Posted by: NoSQL Ecosystem at November 10, 2009 03:06 PM

"Applications traditionally changed faster than relational data, but social data changes faster than applications"

Posted by: seen on the net by Gunnar at November 11, 2009 09:31 AM

Have peps forgoton the real reason why we had to "normalise" not the later excuse?

Back in 1980 core memory was measured in Kbytes and magnetic media likewise or if you where very wealthy Mbytes. As for CPU speed well that was still measured in Mhz and as for flops you went to second silicon in the form of lookup tables or maths coprocessors.

Normalisation is and always will be a form of compression. "Data" is compressable for many reasons but... In compressing by normalisation you optomise out some data relations in favour of others.

It is why flat file DBs still have advantages over relational systems when it comes to either complex or ad hock enquiries.

Have a look at some SQL and you will see that the first thing being done is to re-build to get at relashionships that where normalised out...

Yes OO does have some advantages over relational but the problem has been shifted not removed. The problem now is methods...

In 20years I expect we will be having a conversation about "My War with OO". And guess what the "flat file DB" will still be there faithfully holding it all up. As was once said "the more things change the more they stay the same" ;)

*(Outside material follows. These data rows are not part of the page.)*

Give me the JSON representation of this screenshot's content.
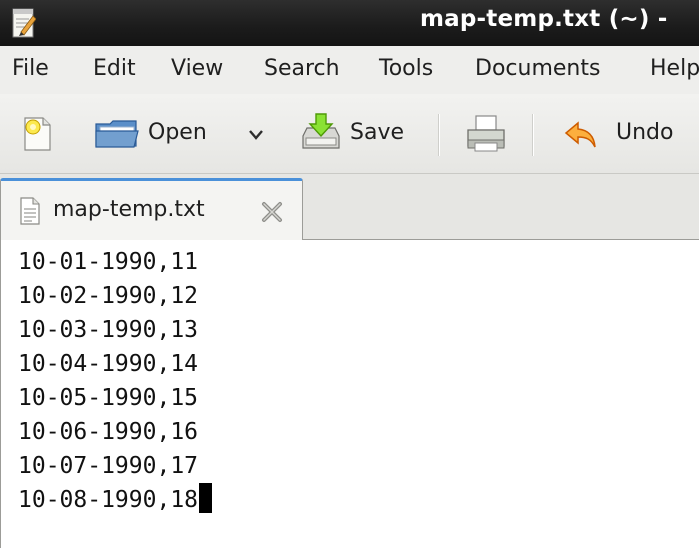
{
  "window": {
    "title": "map-temp.txt (~) -",
    "app_icon": "text-editor-icon"
  },
  "menubar": {
    "items": [
      "File",
      "Edit",
      "View",
      "Search",
      "Tools",
      "Documents",
      "Help"
    ]
  },
  "toolbar": {
    "new_icon": "new-document-icon",
    "open_label": "Open",
    "open_icon": "folder-open-icon",
    "open_dropdown_icon": "chevron-down-icon",
    "save_label": "Save",
    "save_icon": "save-icon",
    "print_icon": "printer-icon",
    "undo_label": "Undo",
    "undo_icon": "undo-icon"
  },
  "tabs": [
    {
      "label": "map-temp.txt",
      "icon": "text-file-icon",
      "close_icon": "close-icon",
      "active": true
    }
  ],
  "editor": {
    "lines": [
      "10-01-1990,11",
      "10-02-1990,12",
      "10-03-1990,13",
      "10-04-1990,14",
      "10-05-1990,15",
      "10-06-1990,16",
      "10-07-1990,17",
      "10-08-1990,18"
    ],
    "cursor_line": 8
  },
  "colors": {
    "titlebar": "#1b1b1b",
    "menubar": "#eeeeec",
    "toolbar": "#e6e6e3",
    "tab_accent": "#4a90d9",
    "editor_bg": "#ffffff"
  }
}
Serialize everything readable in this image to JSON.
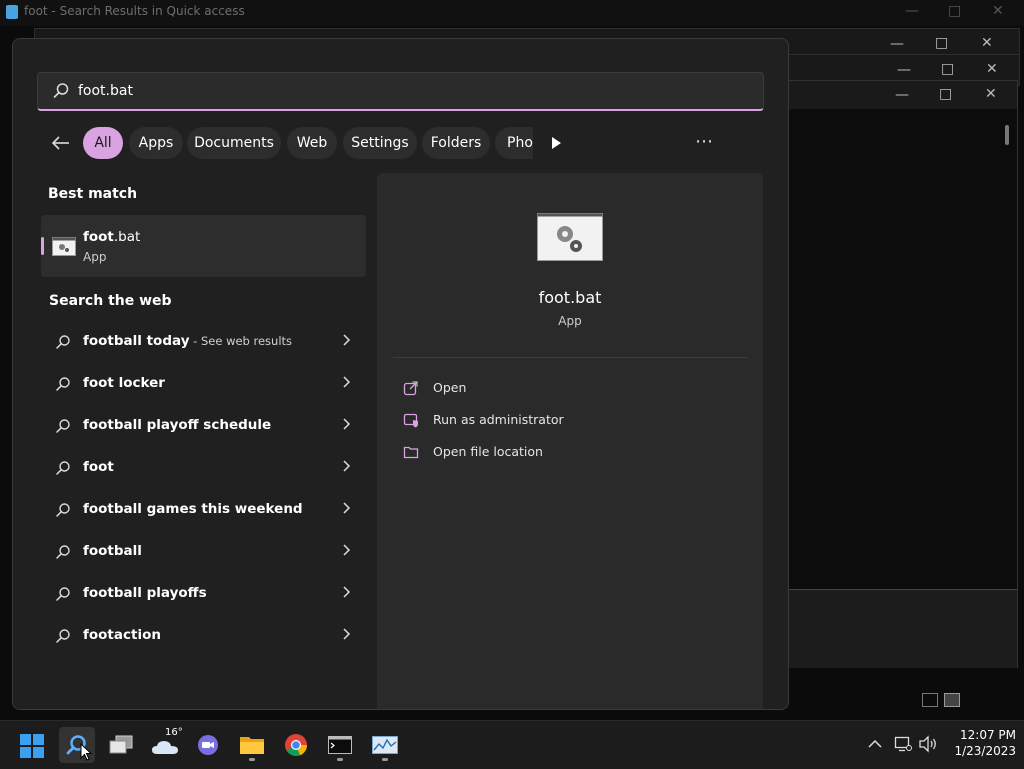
{
  "background": {
    "window_title": "foot - Search Results in Quick access"
  },
  "search": {
    "query": "foot.bat"
  },
  "filters": [
    {
      "label": "All",
      "active": true
    },
    {
      "label": "Apps"
    },
    {
      "label": "Documents"
    },
    {
      "label": "Web"
    },
    {
      "label": "Settings"
    },
    {
      "label": "Folders"
    },
    {
      "label": "Photos"
    }
  ],
  "best_match": {
    "heading": "Best match",
    "name_bold": "foot",
    "name_rest": ".bat",
    "type": "App"
  },
  "web": {
    "heading": "Search the web",
    "items": [
      {
        "bold": "football today",
        "rest": " - See web results"
      },
      {
        "bold": "foot locker",
        "rest": ""
      },
      {
        "bold": "football playoff schedule",
        "rest": ""
      },
      {
        "bold": "foot",
        "rest": ""
      },
      {
        "bold": "football games this weekend",
        "rest": ""
      },
      {
        "bold": "football",
        "rest": ""
      },
      {
        "bold": "football playoffs",
        "rest": ""
      },
      {
        "bold": "footaction",
        "rest": ""
      }
    ]
  },
  "detail": {
    "name": "foot.bat",
    "type": "App",
    "actions": [
      "Open",
      "Run as administrator",
      "Open file location"
    ]
  },
  "taskbar": {
    "weather_temp": "16°",
    "time": "12:07 PM",
    "date": "1/23/2023"
  },
  "colors": {
    "accent": "#d9a3e2",
    "panel": "#202020",
    "detail": "#2a2a2a"
  }
}
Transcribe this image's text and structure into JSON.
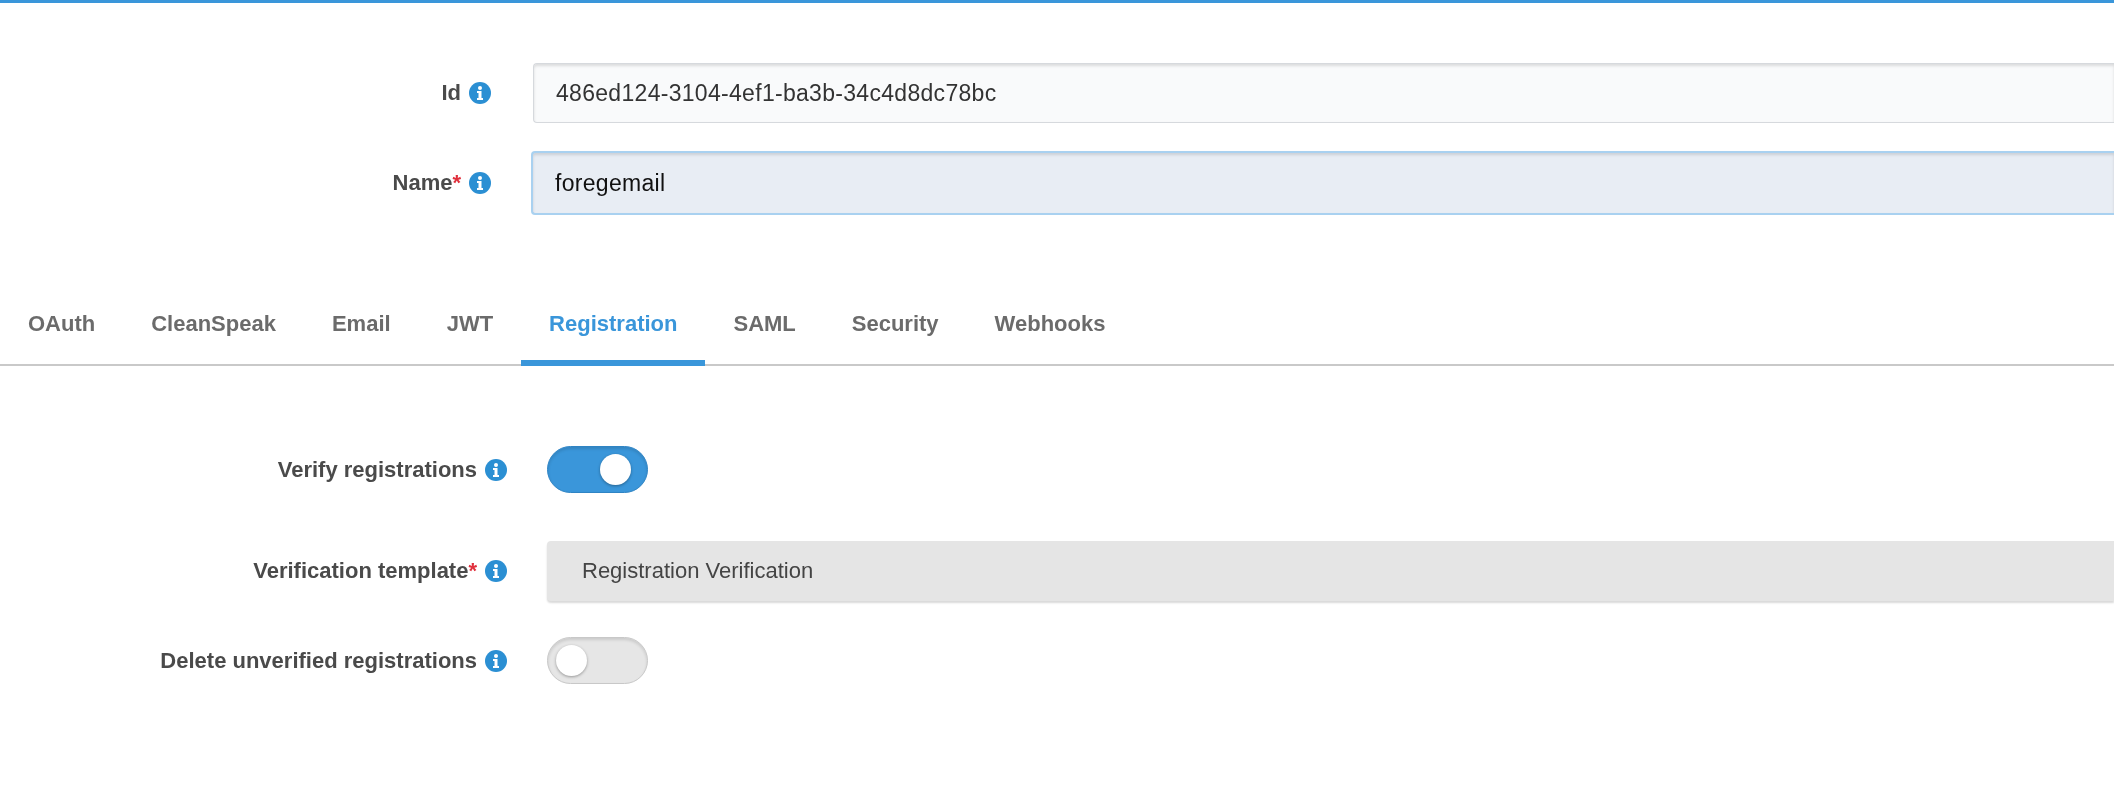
{
  "header_fields": [
    {
      "label": "Id",
      "value": "486ed124-3104-4ef1-ba3b-34c4d8dc78bc",
      "focused": false
    },
    {
      "label": "Name",
      "required_mark": "*",
      "value": "foregemail",
      "focused": true
    }
  ],
  "tabs": [
    {
      "label": "OAuth",
      "selected": false
    },
    {
      "label": "CleanSpeak",
      "selected": false
    },
    {
      "label": "Email",
      "selected": false
    },
    {
      "label": "JWT",
      "selected": false
    },
    {
      "label": "Registration",
      "selected": true
    },
    {
      "label": "SAML",
      "selected": false
    },
    {
      "label": "Security",
      "selected": false
    },
    {
      "label": "Webhooks",
      "selected": false
    }
  ],
  "registration_settings": [
    {
      "kind": "toggle",
      "label": "Verify registrations",
      "on": true
    },
    {
      "kind": "select",
      "label": "Verification template",
      "required_mark": "*",
      "value": "Registration Verification"
    },
    {
      "kind": "toggle",
      "label": "Delete unverified registrations",
      "on": false
    }
  ]
}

Posted by: Clive Robinson at November 13, 2009 10:00 AM

I started out programming in the real world on DEC's VMS using both DEC's Basic (a nifty language) and C (just for low level stuff).

I miss the built-in RMS or record management system. It was a sort of a flat file scheme that DEC provided interfaces to. I was in a multi-project/multi-programmer team and it worked quite well for us. Good times.

Posted by: Purpleslog at May 14, 2010 02:58 PM

FiteClub, a london finance-tech evening get-together, says:

"NOSQL is presently a hot topic, with developers finding that traditional relational database management systems aren't always appropriate to their needs. An emergent definition is that NOSQL should stand for Not Only SQL, with databases that bring the best of both worlds - NOSQL for the speed and scalability of eventually consistent architecture, and SQL for where it's needed to integrate with legacy systems (or just the query language of choice for developers on the edge of the system)."